Short Peptides Emerge as Potential Blockers of Breast Cancer Metastasis

In a groundbreaking study published in the April 2025 edition of the *British Journal of Pharmacology*, researchers from Hiroshima University have identified a novel mechanism by which short peptides could impede the metastasis of breast cancer cells. This research addresses a significant challenge in oncology: while surgical interventions can excise primary tumors, they often fail to eliminate disseminated cancer cells that can lead to recurrence and further spread.

The study, led by Dr. Satoshi Asano, Assistant Professor in the Department of Cellular and Molecular Pharmacology at Hiroshima University, focuses on the vasoactive intestinal peptide receptor-2 (VIPR2). This receptor is known to play multiple roles in human physiology, including regulation of circadian rhythms and immune responses. However, in breast cancer, an overexpression of VIPR2 has been linked to increased cell growth and metastasis. As Dr. Asano noted, "VIPR2 can form dimers, which alter its properties and enhance its oncogenic potential."

To investigate this, the research team conducted experiments on cell models and mouse models, demonstrating that VIPR2 can indeed homodimerize—two VIPR2 molecules binding together. This dimerization was found to facilitate tumor growth and metastasis through specific interactions at the receptor's transmembrane domains, which can either promote or inhibit dimerization based on the presence of certain peptides, specifically TM3-4 peptides.

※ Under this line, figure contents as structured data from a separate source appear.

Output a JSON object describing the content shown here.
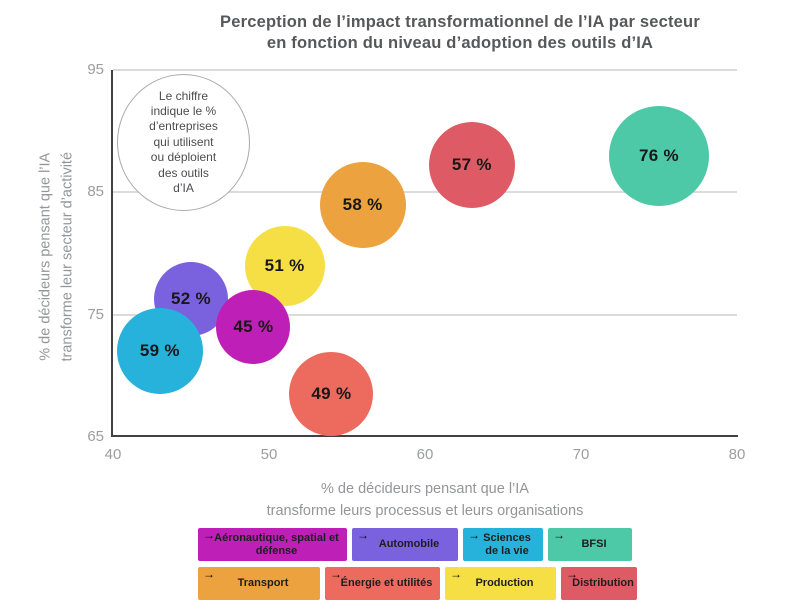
{
  "header": {
    "title_line1": "Perception de l’impact transformationnel de l’IA par secteur",
    "title_line2": "en fonction du niveau d’adoption des outils d’IA"
  },
  "axes": {
    "x_label_line1": "% de décideurs pensant que l’IA",
    "x_label_line2": "transforme leurs processus et leurs organisations",
    "y_label_line1": "% de décideurs pensant que l’IA",
    "y_label_line2": "transforme leur secteur d’activité"
  },
  "annotation": {
    "lines": [
      "Le chiffre",
      "indique le %",
      "d’entreprises",
      "qui utilisent",
      "ou déploient",
      "des outils",
      "d’IA"
    ]
  },
  "legend": {
    "rows": [
      [
        {
          "label": "Aéronautique, spatial et défense",
          "color": "#BE1FB6"
        },
        {
          "label": "Automobile",
          "color": "#7A62DF"
        },
        {
          "label": "Sciences de la vie",
          "color": "#27B2DB"
        },
        {
          "label": "BFSI",
          "color": "#4EC9A8"
        }
      ],
      [
        {
          "label": "Transport",
          "color": "#EBA23F"
        },
        {
          "label": "Énergie et utilités",
          "color": "#ED6A5E"
        },
        {
          "label": "Production",
          "color": "#F6DF45"
        },
        {
          "label": "Distribution",
          "color": "#DE5A64"
        }
      ]
    ],
    "arrow_icon": "→"
  },
  "chart_data": {
    "type": "scatter",
    "title": "Perception de l’impact transformationnel de l’IA par secteur en fonction du niveau d’adoption des outils d’IA",
    "xlabel": "% de décideurs pensant que l’IA transforme leurs processus et leurs organisations",
    "ylabel": "% de décideurs pensant que l’IA transforme leur secteur d’activité",
    "xlim": [
      40,
      80
    ],
    "ylim": [
      65,
      95
    ],
    "x_ticks": [
      40,
      50,
      60,
      70,
      80
    ],
    "y_ticks": [
      95,
      85,
      75,
      65
    ],
    "grid": "horizontal-only",
    "legend_position": "bottom",
    "bubble_note": "Le chiffre indique le % d’entreprises qui utilisent ou déploient des outils d’IA",
    "points": [
      {
        "sector": "Automobile",
        "x": 45,
        "y": 76.3,
        "adoption_pct": 52,
        "label": "52 %",
        "color": "#7A62DF",
        "radius_px": 37
      },
      {
        "sector": "Production",
        "x": 51,
        "y": 79,
        "adoption_pct": 51,
        "label": "51 %",
        "color": "#F6DF45",
        "radius_px": 40
      },
      {
        "sector": "Aéronautique, spatial et défense",
        "x": 49,
        "y": 74,
        "adoption_pct": 45,
        "label": "45 %",
        "color": "#BE1FB6",
        "radius_px": 37
      },
      {
        "sector": "Sciences de la vie",
        "x": 43,
        "y": 72,
        "adoption_pct": 59,
        "label": "59 %",
        "color": "#27B2DB",
        "radius_px": 43
      },
      {
        "sector": "Transport",
        "x": 56,
        "y": 84,
        "adoption_pct": 58,
        "label": "58 %",
        "color": "#EBA23F",
        "radius_px": 43
      },
      {
        "sector": "Distribution",
        "x": 63,
        "y": 87.2,
        "adoption_pct": 57,
        "label": "57 %",
        "color": "#DE5A64",
        "radius_px": 43
      },
      {
        "sector": "BFSI",
        "x": 75,
        "y": 88,
        "adoption_pct": 76,
        "label": "76 %",
        "color": "#4EC9A8",
        "radius_px": 50
      },
      {
        "sector": "Énergie et utilités",
        "x": 54,
        "y": 68.5,
        "adoption_pct": 49,
        "label": "49 %",
        "color": "#ED6A5E",
        "radius_px": 42
      }
    ]
  }
}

According to co-corresponding author Dr. Yukio Ago, also a professor in the Department of Cellular and Molecular Pharmacology at Hiroshima University, the introduction of TM3-4 peptides effectively disrupted the dimerization of VIPR2. "This de-dimerization reduced the receptor's interaction with proteins that activate pathways associated with cell proliferation and metastasis," Dr. Ago explained. The results indicated that breast cancer cells expressing these peptides showed significantly suppressed tumor growth and reduced lymph-node metastasis.

The implications of these findings are profound, as they not only elucidate a critical mechanism underlying breast cancer progression but also pave the way for the development of targeted therapies. The researchers are now planning further studies to assess the anticancer effects of purified TM3-4 peptides in animal models, with the aim of creating innovative drugs that specifically target cancer cells exhibiting enhanced VIPR2 dimerization.

This research was supported by prestigious organizations including the Japan Society for the Promotion of Science and the Japan Agency for Medical Research and Development. The collaborative effort involved contributions from multiple departments within Hiroshima University, highlighting the interdisciplinary nature of this vital work.

Overall, the findings from Hiroshima University represent a promising advance in the field of cancer research, offering hope for more effective treatment options for patients battling breast cancer. As the researchers continue to explore the therapeutic potential of TM3-4 peptides, the scientific community watches closely, anticipating the next steps in the fight against this pervasive disease.